York University has become the latest partner of private intellectual property company IP2IPO in a deal worth more than £2 million to the institution.
The university's Centre for Novel Agricultural Products has signed a 25-year agreement that will see IP2IPO investing at least £2 million to set up a commercialisation company and to fund the first three years of activity.
The deal was finalised in September, just weeks before IP2IPO floated for more than £47 million on the Alternative Investment Market, a branch of the Stock Exchange dedicated to new companies.

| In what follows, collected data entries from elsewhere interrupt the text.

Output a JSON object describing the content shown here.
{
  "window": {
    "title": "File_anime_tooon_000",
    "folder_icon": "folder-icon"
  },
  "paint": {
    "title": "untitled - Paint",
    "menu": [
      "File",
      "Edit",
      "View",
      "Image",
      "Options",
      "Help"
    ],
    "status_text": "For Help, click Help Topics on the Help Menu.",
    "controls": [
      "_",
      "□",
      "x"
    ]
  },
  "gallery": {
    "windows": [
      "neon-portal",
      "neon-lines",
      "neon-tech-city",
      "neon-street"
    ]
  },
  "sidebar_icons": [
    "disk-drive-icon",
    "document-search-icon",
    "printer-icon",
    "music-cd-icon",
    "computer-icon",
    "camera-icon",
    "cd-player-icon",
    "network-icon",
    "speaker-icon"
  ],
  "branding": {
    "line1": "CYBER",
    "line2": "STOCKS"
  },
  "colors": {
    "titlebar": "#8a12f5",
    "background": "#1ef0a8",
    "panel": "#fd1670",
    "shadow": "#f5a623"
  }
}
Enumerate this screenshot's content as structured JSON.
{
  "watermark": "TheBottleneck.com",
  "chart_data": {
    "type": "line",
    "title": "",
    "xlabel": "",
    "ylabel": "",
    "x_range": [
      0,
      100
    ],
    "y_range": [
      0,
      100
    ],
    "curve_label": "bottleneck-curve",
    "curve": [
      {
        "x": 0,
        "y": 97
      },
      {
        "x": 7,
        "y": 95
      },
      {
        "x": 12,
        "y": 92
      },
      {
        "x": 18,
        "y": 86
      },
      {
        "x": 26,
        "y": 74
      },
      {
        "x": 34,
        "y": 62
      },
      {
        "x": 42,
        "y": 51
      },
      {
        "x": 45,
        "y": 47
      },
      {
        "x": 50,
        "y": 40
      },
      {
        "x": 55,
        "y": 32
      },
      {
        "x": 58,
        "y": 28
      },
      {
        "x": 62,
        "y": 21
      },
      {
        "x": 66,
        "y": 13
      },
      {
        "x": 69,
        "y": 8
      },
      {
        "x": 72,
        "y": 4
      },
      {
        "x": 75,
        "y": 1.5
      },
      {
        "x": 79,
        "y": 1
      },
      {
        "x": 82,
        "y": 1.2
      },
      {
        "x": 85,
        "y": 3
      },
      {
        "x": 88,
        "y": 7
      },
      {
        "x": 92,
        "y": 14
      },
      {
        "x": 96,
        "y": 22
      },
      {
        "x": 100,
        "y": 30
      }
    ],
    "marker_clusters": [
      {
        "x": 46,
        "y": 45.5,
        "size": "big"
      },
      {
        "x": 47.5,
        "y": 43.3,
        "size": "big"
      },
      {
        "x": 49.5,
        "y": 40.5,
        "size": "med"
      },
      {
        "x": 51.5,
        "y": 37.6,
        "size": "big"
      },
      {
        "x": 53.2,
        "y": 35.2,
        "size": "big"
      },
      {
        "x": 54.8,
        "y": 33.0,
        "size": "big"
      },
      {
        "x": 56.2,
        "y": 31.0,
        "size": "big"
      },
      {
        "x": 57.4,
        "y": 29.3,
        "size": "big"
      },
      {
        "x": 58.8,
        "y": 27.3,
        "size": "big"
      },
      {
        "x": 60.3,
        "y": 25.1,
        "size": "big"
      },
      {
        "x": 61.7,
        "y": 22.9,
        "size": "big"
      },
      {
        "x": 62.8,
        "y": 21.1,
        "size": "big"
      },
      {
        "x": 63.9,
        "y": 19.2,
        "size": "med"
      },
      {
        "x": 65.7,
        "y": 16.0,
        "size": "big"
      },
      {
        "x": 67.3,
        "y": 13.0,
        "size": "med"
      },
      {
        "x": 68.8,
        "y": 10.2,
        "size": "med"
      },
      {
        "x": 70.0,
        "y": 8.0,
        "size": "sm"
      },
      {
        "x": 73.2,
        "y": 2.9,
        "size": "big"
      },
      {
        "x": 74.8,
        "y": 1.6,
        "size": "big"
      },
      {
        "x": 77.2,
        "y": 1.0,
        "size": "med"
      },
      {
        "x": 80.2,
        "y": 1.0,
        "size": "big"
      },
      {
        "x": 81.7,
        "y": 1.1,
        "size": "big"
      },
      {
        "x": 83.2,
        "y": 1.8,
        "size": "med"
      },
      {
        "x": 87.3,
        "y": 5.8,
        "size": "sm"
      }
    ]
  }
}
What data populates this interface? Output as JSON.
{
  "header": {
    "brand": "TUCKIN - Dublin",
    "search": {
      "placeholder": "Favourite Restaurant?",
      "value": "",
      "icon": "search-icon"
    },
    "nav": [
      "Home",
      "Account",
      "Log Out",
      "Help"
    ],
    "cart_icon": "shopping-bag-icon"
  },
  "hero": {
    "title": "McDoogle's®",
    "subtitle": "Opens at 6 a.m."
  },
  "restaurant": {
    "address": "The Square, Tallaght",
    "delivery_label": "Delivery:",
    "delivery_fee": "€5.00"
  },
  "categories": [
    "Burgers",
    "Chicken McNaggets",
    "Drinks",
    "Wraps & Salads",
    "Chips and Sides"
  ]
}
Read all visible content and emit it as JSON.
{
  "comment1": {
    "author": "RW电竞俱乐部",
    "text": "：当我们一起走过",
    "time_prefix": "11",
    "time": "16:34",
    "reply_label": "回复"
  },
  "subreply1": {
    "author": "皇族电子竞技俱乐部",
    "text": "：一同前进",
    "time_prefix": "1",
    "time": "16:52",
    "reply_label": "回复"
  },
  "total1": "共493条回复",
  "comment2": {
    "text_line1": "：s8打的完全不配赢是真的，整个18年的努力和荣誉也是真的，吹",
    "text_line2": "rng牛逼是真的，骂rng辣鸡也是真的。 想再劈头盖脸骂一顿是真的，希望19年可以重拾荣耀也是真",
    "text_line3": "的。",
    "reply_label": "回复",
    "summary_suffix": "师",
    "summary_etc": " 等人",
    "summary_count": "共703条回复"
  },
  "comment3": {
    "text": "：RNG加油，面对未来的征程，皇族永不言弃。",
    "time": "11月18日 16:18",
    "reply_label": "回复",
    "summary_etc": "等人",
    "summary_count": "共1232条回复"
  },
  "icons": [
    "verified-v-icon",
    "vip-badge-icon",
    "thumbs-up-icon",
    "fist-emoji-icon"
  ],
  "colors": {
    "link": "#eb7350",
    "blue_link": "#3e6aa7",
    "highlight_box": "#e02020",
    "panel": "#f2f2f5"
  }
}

IP2IPO was created in 2000 as a spin-off from investment bank Beeson Gregory. The bank had invested £20 million in a new chemistry building at Oxford University in exchange for a 50 per cent share of all equity in intellectual property generated by the department for 15 years.
IP2IPO has since taken over the contract from Beeson Gregory.
The nine-person company works in life and physical sciences, investing in early-stage research exploitation in exchange for a share of their university partners' equity in any spin-off company or licensing deal. It works alongside university technology-transfer offices providing expert help in areas such as protecting patents.
The long-term nature of the four partnerships the company has so far established - it agreed funding for 25 years with King's College London this year and Southampton University in 2002 - differentiate it from venture capitalists and seedcorn funders, and allows any spin-off to look for other sources of funding as well.
Spike Willcocks of IP2IPO said: "We felt universities in this country, apart from a few growing successes, were not that strong in commercial IP.
Lots of them were allowing their academics to publish rather than patenting."